Beides! Natürlich kann man auf alles nicht alleine kommen. Ich habe vor jeder Sendung immer mit Leuten gesprochen, die vor Ort waren und sich dort auch auskannten. Die haben mir dann immer gesagt, was dort gerade so angesagt oder was auf einem guten Weg war. Dann habe ich mir das angeschaut und gedacht, dass könnte wirklich gut beim deutschen Publikum ankommen und das war auch mit ein Sinn der Sendung, dass ich sozusagen die Musikszene ein bisschen näher vorgestellt habe, die man hier noch nicht kannte. Das hat so manches Mal insofern auch sehr gut geklappt, dass die Musiker dadurch auch ein bisschen erfolgreicher wurden. Ich finde es sehr schade, dass sowas heute nicht mehr funktioniert. Wer weiß heute schon, was in Frankreich oder Italien gerade Hits sind?! Das sind nur ganz wenige Sachen, die zu uns rübergeschwappt kommen, aber ansonsten weiß man über die jeweiligen Musikszenen und was da so läuft kaum noch Bescheid. Und ich habe damals in dieser Richtung auch etwas über den Tellerrand hinaus geschaut und nachgesehen, was in anderen Ländern so los ist. Sowas vermisse ich heute ein bisschen im TV-Programm.

Hast Du in Deiner Tätigkeit z. B. für dieses Format oder ein anderes auch mal in die andere Richtung, nämlich in Richtung Osten geschaut, was musikalisch da los war?
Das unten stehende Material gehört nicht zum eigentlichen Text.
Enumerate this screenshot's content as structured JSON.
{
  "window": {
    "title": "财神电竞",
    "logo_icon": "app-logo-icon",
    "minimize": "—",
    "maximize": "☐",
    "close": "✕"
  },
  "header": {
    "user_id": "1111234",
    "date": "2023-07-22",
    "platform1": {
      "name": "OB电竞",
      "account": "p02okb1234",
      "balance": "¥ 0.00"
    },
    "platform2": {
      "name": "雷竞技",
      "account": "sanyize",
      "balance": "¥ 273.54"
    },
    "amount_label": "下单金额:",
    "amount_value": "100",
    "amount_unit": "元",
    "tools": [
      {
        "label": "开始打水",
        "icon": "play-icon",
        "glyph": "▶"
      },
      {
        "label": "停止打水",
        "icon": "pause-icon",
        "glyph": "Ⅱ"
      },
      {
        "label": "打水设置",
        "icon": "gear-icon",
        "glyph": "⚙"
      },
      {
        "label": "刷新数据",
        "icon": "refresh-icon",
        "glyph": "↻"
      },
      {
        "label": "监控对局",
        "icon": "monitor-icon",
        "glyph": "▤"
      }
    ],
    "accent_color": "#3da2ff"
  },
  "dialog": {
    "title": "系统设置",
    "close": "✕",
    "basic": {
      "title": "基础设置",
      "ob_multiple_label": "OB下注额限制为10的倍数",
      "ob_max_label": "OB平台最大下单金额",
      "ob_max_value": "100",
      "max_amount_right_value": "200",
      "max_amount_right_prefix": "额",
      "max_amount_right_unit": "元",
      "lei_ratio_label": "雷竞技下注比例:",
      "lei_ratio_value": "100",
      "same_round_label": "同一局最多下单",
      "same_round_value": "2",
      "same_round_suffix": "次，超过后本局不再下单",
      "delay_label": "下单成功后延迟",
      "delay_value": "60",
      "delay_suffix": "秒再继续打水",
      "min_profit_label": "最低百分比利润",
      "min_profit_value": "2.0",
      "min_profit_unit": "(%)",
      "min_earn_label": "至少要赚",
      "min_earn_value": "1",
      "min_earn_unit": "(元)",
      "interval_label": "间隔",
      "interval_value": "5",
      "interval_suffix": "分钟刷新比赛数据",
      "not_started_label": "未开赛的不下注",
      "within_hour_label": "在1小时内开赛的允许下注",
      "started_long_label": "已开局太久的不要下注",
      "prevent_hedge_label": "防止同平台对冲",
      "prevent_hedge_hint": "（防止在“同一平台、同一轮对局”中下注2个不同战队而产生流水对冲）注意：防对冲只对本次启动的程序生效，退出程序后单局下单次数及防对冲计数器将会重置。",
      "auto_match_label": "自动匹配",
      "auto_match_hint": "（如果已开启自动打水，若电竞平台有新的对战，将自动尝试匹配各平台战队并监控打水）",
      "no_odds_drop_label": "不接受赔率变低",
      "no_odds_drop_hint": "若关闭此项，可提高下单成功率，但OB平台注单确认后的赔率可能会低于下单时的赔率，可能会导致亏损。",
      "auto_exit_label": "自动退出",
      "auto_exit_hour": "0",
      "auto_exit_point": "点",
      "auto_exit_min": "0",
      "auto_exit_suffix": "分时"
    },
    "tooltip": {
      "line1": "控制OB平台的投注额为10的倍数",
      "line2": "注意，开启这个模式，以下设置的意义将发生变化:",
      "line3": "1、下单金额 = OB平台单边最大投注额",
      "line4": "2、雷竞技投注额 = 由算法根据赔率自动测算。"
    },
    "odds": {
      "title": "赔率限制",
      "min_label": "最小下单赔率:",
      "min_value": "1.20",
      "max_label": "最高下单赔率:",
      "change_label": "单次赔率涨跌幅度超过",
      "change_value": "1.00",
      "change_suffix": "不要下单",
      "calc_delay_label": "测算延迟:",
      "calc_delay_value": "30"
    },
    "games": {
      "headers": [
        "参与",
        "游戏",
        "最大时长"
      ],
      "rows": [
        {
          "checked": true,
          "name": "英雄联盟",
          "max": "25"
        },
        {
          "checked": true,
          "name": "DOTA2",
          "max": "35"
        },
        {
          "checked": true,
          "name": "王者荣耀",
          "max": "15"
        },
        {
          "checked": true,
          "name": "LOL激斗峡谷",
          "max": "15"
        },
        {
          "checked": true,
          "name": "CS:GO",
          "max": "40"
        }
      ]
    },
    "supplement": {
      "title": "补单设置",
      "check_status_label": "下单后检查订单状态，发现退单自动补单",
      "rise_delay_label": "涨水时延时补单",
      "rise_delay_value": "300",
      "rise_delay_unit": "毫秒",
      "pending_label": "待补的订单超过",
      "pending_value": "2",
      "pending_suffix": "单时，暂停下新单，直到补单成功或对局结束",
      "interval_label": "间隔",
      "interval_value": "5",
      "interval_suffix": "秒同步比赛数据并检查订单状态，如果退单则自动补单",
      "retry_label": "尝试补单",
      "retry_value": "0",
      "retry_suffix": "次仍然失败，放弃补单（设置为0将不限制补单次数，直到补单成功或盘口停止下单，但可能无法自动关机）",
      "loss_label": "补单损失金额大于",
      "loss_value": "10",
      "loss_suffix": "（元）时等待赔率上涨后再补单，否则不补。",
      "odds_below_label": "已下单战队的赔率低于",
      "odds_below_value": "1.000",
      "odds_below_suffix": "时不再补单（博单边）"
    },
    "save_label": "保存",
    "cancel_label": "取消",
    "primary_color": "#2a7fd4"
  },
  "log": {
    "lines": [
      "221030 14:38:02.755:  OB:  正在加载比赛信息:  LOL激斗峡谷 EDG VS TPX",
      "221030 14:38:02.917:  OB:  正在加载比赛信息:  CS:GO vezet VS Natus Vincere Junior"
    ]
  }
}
Ehrlich gesagt, nicht so viel. Man war ja immer der Meinung, dass da nicht ganz so viel los ist. Wir haben hier ja nur eher konventionelle Shows wie "Ein Kessel Buntes" mitbekommen und da waren Frank Schöbel, die Puhdys, City und Karat. Das waren die Gruppen, die ich kannte und die auch heute noch da sind. Aber viel mehr habe ich - ehrlich gesagt - nicht mitbekommen. Es war ja auch so, dass der Osten eher zum Westen geschielt hat, als umgekehrt und dass das Maß aller Dinge die westliche Musikszene war und nicht die östliche. Von daher war das hier leider wenig vertreten.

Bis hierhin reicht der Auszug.